You can get a feel for the roominess from the side. Hi Baby!

I didn’t make any changes to the pattern pieces, but I did edit out a few steps along the way. I serged all the seams instead of using French seams as directed. (For the record, I like Vogue’s French seam directions and recommend trying them out if you’ve been nervous about adding this skill to your repetoire). I also skipped a few steps on the cuffs; instead of slipstitching, stitching again, and then topstitching, I went straight to topstitching to hold it all together. Since I was going for “fancy tee shirt” instead of designer quality, this approach functioned well and saved me some needless work.

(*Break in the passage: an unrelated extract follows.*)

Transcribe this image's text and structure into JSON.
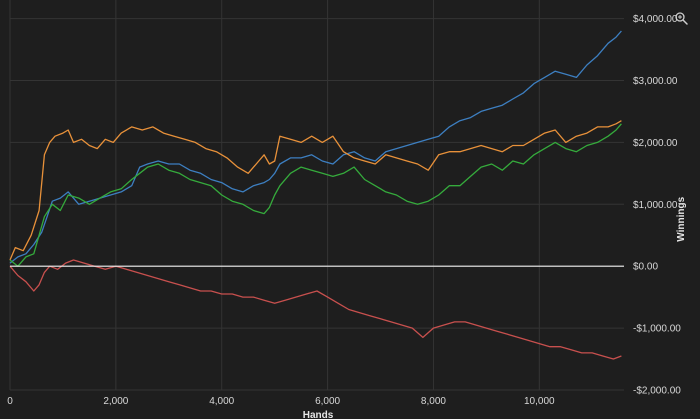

If you’re hoping to make a special garment, perhaps stick with the directions.

If I were to make this again (and oddly, I might — it was fun to make!), I would cut the back on the fold and consider removing the back darts. I’m not sure why the back isn’t on a fold anyway. Unless you’re trying to save on yardage, skip the back seam (and I’m not even sure you save any yardage to be honest). As far as the darts, the shape is so boxy that they’re kind of useless. They’re not bad, but they’re so small that they don’t really accomplish much, and give you an extra opportunity to chew up your fabric.

I couldn’t get a shot where the back wasn’t blowing around a bit so… you get the idea

I’d also consider removing some width in the front. The shoulders on this top are very wide — like, I’m-going-to-be-fussing-with-my-bra-straps-all-day kind of wide. If I removed an inch or two from the center front when cutting, this whole top might work better. (But seriously, I have no idea what I’m doing, so that might be a TERRIBLE idea.)

Here’s a good shot of the shoulder width

All in all, this is a happy meh. It’s not the cutest thing I’ve ever worn, but it was fun and frustration-free to make. It certainly accomplishes what I set out to do: make a slightly fancy tee-shirt for my casual wardrobe. I actually think I’ll wear this a lot because it doesn’t seem too “special” or “perfect” to just thrown on any old day, but still feels like I have an outfit on instead of just a boring tee and jeans.

Welcome to the closet, my Feathered Tee of Happy Mediocrity!